Outre son rôle de filtre anti-toxines, le placenta est, in utero, l’équivalent du poumon fœtal : cette « éponge » de 500g, gorgée de sang, fournit les nutriments et l’oxygène nécessaires au développement du fœtus. Trente minutes après l’accouchement, ce tissu foeto-maternel est expulsé en se détachant de l’utérus, après quoi – dans la quasi-totalité des hôpitaux – il est incinéré à titre de déchet opératoire.
Si la plupart des êtres humains en sont dégoûtés, la majorité des mammifères ingèrent leur placenta après mise-bas, estompant les traces de l’accouchement. Bien qu’il soit difficile de tracer exactement l’origine de la placentophagie humaine moderne, la littérature médicale renvoie aux années 70.

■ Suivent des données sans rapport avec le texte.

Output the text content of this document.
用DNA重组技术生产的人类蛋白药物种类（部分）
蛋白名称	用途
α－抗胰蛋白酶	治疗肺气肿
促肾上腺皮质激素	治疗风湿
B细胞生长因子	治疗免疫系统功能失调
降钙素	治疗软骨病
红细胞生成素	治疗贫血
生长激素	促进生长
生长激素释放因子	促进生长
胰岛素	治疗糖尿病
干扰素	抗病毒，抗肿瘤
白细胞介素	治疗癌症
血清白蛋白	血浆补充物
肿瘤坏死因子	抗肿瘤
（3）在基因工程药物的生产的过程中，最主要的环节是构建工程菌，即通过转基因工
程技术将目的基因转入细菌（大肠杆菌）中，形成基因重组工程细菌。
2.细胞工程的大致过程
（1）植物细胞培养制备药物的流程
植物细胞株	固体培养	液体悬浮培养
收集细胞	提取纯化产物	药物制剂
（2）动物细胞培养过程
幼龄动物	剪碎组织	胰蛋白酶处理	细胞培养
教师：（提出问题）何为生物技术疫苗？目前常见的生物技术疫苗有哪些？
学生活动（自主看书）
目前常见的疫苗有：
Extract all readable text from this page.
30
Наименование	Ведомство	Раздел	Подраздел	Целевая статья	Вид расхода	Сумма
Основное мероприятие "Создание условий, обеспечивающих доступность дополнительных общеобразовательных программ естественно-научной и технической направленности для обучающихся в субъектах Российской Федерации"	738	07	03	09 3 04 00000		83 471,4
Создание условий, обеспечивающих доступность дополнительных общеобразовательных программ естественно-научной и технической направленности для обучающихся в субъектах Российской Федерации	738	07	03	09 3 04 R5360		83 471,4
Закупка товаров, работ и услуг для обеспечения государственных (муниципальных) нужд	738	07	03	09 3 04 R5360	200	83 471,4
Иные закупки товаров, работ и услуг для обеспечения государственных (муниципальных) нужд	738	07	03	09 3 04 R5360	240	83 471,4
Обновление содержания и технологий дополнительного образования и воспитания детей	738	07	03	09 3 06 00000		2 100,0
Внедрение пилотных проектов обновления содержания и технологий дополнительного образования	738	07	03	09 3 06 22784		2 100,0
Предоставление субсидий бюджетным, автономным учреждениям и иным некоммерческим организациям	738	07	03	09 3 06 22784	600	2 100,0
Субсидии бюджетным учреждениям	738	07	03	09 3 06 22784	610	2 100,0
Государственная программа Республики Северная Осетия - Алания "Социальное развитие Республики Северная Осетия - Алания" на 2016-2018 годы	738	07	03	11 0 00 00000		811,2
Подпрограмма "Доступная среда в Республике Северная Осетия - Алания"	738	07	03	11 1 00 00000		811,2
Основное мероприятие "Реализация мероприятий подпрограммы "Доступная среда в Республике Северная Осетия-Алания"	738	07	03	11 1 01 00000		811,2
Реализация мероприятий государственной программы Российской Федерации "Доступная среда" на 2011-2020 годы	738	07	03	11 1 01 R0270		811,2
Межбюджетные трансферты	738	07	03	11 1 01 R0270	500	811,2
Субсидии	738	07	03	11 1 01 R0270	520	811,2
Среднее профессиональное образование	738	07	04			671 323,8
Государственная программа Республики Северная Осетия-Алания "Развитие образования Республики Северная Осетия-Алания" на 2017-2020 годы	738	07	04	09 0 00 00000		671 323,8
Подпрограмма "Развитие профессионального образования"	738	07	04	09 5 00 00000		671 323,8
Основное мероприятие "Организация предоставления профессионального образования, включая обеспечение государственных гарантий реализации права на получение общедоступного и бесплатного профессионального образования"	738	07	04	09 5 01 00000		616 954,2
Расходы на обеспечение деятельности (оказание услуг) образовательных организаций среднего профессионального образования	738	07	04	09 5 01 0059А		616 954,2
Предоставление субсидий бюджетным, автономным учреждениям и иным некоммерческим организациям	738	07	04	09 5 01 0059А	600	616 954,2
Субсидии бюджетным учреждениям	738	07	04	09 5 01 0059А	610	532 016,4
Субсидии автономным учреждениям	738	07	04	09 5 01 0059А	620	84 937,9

Néanmoins, cette pratique contemporaine a dernièrement gagné en popularité et s’est surtout répandue dans le monde des célébrités. Kim Kardashian a opté pour le processus d’encapsulation de son placenta – très en vogue aux Etats-Unis – que d’innombrables compagnies s’acharnent à exécuter : après séchage et broyage, le placenta est mis en gélules et prêt à être consommé. Quant à Gaby Hoffmann ou Hilary Duff, elles en ont mixé un fragment dans un smoothie.
Les recettes ne s’arrêtent malheureusement pas là ! Le grimoire “25 Placenta Recipes - Easy and Delicious recipes for cooking with placenta!” grouille de mets crus/cuits à la disposition des placentophages…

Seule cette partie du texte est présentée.